“The birds discover the simorgh
The thirty birds read through the fateful page
And there discovered, stage by detailed stage,
Their lives, their actions, set out one by one—
All that their souls had ever been or done”
The Language of the Birds, the epic 12th-century Persian poem by Farid al-Din ‘Attar, is a parable about a mystical quest for God, for a spiritual home, or for our own highest good—a quest which is undertaken by a group of 100 birds seeking a worldly ruler, the mythical Simurgh. By the end of the poem, 30 birds remain, only to realize that they themselves are the Simurgh, which in Persian means “thirty birds” (si murgh).
This otherworldly mission will be brought to life by the Los Angeles–based Iranian artist Yassi Mazandi, whose kinetic sculptural work taking its name from the epic poem will debut on LACMA’s Resnick Lawn on August 14. Taking the form of a flock of abstract figures cast in bronze and suspended in the air, Mazandi’s sculpture will not only evoke the birds on their search for meaning at the heart of ‘Attar’s poem, but, with their stark, featherless forms, suggest the very real avian species imperiled by climate change.
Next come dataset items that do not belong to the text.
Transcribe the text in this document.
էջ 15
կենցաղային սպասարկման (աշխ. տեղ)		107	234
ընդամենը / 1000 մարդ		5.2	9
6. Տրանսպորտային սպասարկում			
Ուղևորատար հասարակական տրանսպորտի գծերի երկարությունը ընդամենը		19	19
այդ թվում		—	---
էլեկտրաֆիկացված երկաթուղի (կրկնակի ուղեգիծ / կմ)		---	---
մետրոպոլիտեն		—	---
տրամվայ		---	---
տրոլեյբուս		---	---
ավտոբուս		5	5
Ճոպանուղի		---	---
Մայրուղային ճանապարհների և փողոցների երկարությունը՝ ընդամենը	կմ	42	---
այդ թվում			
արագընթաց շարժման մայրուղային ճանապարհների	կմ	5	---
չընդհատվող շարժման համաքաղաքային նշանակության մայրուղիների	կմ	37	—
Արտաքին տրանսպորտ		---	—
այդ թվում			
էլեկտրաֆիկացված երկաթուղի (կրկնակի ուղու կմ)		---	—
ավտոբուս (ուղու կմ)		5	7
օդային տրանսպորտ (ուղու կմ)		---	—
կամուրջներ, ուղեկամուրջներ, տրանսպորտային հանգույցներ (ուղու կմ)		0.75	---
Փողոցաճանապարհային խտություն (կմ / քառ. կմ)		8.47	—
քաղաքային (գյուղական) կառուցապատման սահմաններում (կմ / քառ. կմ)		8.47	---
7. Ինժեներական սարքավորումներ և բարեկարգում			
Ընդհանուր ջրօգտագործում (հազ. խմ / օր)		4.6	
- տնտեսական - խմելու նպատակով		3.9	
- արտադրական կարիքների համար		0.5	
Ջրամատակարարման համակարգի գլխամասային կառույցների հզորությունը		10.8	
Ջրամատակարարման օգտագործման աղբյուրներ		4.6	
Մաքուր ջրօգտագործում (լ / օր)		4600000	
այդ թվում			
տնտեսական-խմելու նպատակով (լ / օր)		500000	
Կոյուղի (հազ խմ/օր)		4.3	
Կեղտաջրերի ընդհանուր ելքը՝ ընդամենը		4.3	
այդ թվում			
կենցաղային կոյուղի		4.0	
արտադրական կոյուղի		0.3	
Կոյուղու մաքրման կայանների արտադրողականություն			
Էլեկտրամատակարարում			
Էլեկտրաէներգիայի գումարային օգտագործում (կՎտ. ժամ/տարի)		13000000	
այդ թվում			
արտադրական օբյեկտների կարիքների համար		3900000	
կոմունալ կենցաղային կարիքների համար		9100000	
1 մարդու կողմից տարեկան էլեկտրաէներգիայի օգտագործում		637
The sculpture also reminds us that the dangerous flight of the fictional birds is not only paralleled by real-world animals, but by humans too: environmental issues like global warming are a major driving force for human migration, often leading to dangerous journeys made by immigrants who are frequently recieved with hostility at their destinations.
Visitors can view Yassi Mazandi’s Language of the Birds outdoors on the north side of the Resnick Pavilion near Michael Heizer's Levitated Mass beginning August 14, and can also hear Mazandi in conversation with artist Mohammad Barrangi on September 18.